R É P U B L I Q U E F R A N Ç A I S E

_________________________

AU NOM DU PEUPLE FRANÇAIS
_________________________


ARRÊT DE LA COUR DE CASSATION, CHAMBRE SOCIALE, DU 19 OCTOBRE 2022

Mme [V] [F], domiciliée [Adresse 4], a formé le pourvoi n° M 21-19.828 contre l'arrêt rendu le 8 juillet 2020 par la cour d'appel de Versailles (17e chambre), dans le litige l'opposant :

1°/ à la société MMJ, société d'exercice libéral à responsabilité limitée, dont le siège est [Adresse 2], prise en la personne de M. [S] [U] en qualité de mandataire ad hoc de la société DS coiffure esthétique onglerie,

2°/ à M. [Y] [R], exerçant son activité sous l'enseigne Shanny l'atelier de la beauté dont le siège est [Adresse 3],

3°/ à l' Unedic délégation AGS-CGEA Ile-de-France Est, dont le siège est [Adresse 1],

défendeurs à la cassation.
La demanderesse invoque, à l'appui de son pourvoi, les deux moyens de cassation annexés au présent arrêt.

Le dossier a été communiqué au procureur général.

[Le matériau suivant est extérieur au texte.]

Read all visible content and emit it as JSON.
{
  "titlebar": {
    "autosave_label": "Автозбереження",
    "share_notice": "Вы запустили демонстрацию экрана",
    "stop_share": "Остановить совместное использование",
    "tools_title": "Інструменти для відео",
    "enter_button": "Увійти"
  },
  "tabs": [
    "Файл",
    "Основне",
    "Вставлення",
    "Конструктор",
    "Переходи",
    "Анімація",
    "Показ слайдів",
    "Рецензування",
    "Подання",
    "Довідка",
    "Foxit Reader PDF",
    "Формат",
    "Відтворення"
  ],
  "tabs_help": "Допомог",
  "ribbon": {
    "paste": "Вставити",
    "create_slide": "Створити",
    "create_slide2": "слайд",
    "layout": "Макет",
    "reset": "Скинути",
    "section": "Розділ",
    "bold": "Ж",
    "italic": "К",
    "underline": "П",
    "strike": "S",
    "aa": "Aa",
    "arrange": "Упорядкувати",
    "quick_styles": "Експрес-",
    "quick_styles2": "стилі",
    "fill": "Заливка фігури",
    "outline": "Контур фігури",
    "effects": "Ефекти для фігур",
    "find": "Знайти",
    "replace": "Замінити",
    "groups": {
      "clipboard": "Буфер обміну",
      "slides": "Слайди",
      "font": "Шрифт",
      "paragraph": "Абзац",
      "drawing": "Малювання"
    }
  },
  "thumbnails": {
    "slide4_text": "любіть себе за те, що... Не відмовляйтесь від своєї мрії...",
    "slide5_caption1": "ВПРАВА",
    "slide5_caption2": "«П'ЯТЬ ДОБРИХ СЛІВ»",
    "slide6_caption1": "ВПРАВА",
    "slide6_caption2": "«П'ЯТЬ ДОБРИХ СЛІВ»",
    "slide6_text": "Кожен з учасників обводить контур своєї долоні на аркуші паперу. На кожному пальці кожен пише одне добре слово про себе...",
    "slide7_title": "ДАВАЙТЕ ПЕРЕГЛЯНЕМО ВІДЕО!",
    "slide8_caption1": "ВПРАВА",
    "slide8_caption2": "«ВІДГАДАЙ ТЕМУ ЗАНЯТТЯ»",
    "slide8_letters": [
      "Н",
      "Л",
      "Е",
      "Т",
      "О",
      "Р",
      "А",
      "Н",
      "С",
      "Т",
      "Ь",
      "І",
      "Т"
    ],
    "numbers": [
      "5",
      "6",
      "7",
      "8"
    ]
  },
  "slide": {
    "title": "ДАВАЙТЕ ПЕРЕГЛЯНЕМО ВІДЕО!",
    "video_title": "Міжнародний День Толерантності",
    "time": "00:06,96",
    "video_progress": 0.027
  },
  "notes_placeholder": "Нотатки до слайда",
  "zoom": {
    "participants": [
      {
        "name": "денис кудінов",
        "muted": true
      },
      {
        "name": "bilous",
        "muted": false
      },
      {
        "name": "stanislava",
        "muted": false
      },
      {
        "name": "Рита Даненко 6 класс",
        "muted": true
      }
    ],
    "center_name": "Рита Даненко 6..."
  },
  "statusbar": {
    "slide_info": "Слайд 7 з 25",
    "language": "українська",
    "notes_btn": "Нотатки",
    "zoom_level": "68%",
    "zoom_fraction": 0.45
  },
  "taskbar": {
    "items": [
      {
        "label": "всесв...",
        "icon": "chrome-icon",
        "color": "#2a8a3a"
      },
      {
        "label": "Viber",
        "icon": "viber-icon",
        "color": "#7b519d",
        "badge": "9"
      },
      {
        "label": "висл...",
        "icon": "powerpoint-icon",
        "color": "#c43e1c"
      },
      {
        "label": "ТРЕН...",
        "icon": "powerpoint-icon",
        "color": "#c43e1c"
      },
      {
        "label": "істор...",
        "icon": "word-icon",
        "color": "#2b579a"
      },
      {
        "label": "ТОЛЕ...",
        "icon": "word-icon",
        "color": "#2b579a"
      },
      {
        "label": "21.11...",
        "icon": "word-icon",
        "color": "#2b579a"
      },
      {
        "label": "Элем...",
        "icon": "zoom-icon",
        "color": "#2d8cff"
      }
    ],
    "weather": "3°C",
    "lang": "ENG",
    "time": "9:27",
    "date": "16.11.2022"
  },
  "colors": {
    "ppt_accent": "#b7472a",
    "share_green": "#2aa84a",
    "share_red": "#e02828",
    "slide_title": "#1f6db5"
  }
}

Sur le rapport de Mme Prieur, conseiller référendaire, les observations de la SCP Thouvenin, Coudray et Grévy, avocat de Mme [F], après débats en l'audience publique du 6 septembre 2022 où étaient présents Mme Mariette, conseiller doyen faisant fonction de président, Mme Prieur, conseiller référendaire rapporteur, M. Pietton, conseiller, et Mme Lavigne, greffier de chambre,

la chambre sociale de la Cour de cassation, composée des président et conseillers précités, après en avoir délibéré conformément à la loi, a rendu le présent arrêt.

Faits et procédure

1. Selon l'arrêt attaqué (Versailles, 8 juillet 2020) et les productions, Mme [F], a été engagée le 17 janvier 2014 par M. [R], exploitant en nom personnel le salon de coiffure et d'esthétique « Shanny l'atelier de la beauté », en qualité de responsable coiffeuse technicienne.

2. Cet établissement ayant été radié après une cessation d'activité le 30 novembre 2014, la salariée a travaillé au sein de la société DS coiffure esthétique onglerie (la société DS), dont M. [R] était le gérant.

3. Elle a saisi la juridiction prud'homale, le 9 juillet 2015, d'une demande en résiliation judiciaire de son contrat de travail aux torts de l'employeur et en paiement de sommes liées à l'exécution et à la rupture de son contrat de travail.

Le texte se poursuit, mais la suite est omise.